DRAM pricing collapse continued in December

4 Jan 2011

DRAM prices kept falling in December 2010, plunging to their lowest part of the year. DRAM content per PC, which grew by 24pc in 2010, is expected to expand by more than 33pc in 2011, according to iSuppli.

As of 10 December 10, the contract price for a 2 gigabyte (GB) Double Data Rate 3 (DDR3) DRAM module stood at US$21 – down more than 50pc from US$44.40 just six months ago in June.

iSuppli says the dive in pricing is not restricted to DDR3 alone, as prices also have plummeted in the previous-generation DDR2 devices—declining to US$21.50 in December, compared to US$38.80 in June.

Soft PC demand

“DRAM prices in general have been affected by soft PC demand –especially during the first half of 2010 – as well as by greater supply of commodity memory following a solid increase in bit shipments during the second half,”said Mike Howard, principal analyst for DRAM and memory at iSuppli.
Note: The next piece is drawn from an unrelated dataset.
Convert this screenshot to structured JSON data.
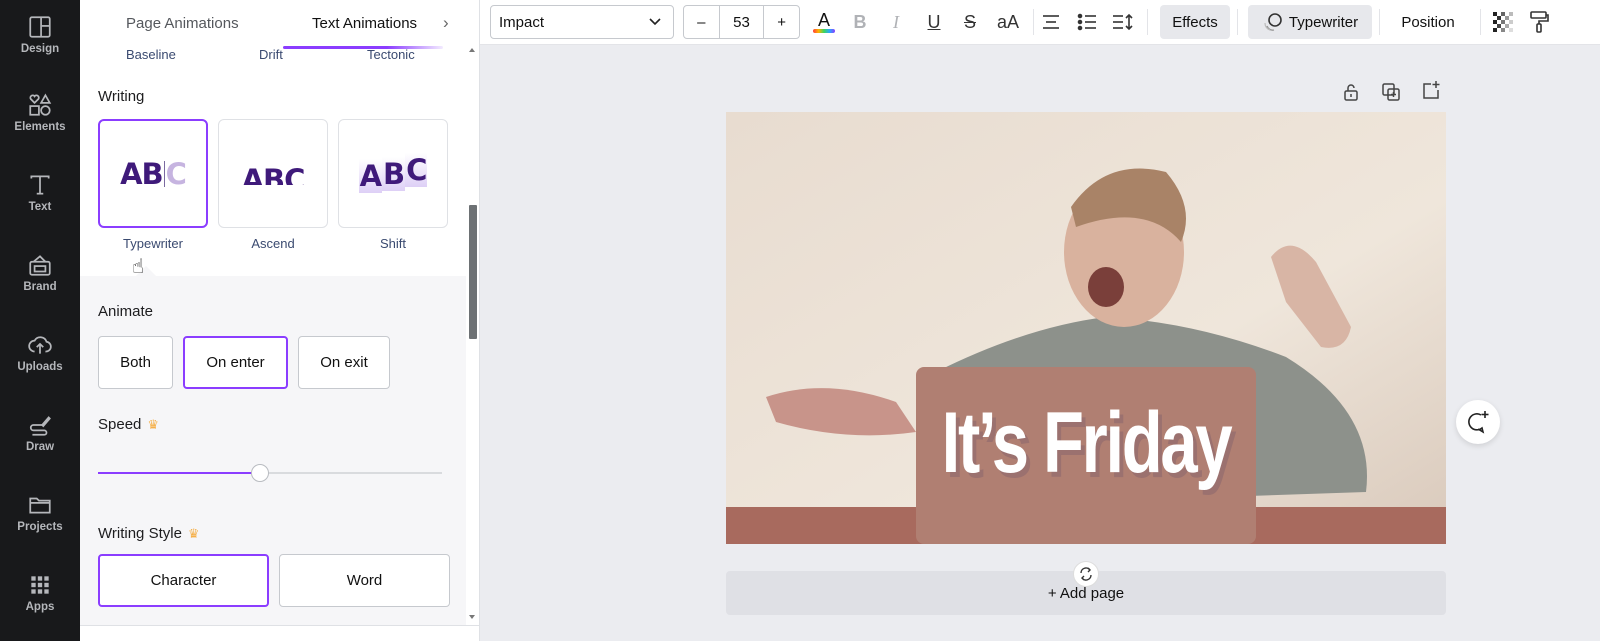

“That lethal combination of falling demand and growing supply has coalesced to place a great deal of pressure on DRAM ASPs.”

The decline in prices means that it has become considerably less expensive for PC original equipment manufacturers (OEM) to load machines with more DRAM, according to iSuppli.

As long as DRAM costs equate to less than 10pc of the ASP for PCs, manufacturers will continue to increase the memory content in their computers.

Price freefall

Howard said that DRAM pricing appears to be reaching critical levels, and he anticipates that nothing is likely to stop prices from continuing their slide during the next six months.

As DDR 3 reaches US$1 per gigabyte, DRAM manufacturers operating at the 60-nanometer (nm) process node will start to face the painful economics of costs exceeding prices, iSuppli believes.

When prices dropped below $1 per gigabyte in 2008, for instance, manufacturers with lagging process technology were forced to throttle down production.

“The dynamic that bears watching in the coming months will be how far DRAM companies can stay ahead of costs in order to maintain normal operations,” Howard observed.

“With leading DRAM processing already at the 3x-nm node, working in the older, less efficient 6x-nm and 5x-nm nodes will not be as cost effective during the coming months, and higher costs and shrinking margins will be incurred as a result.”

iSuppli anticipates that DRAM prices will continue their descent for at least the first half of 2011, with 2GB DDR3 modules dipping to less than US$15 by the end of the second quarter.

After that, the balance between supply and demand is expected to be more favorable at the end of the second half next year, which then could temporarily slow down or halt the drop in prices.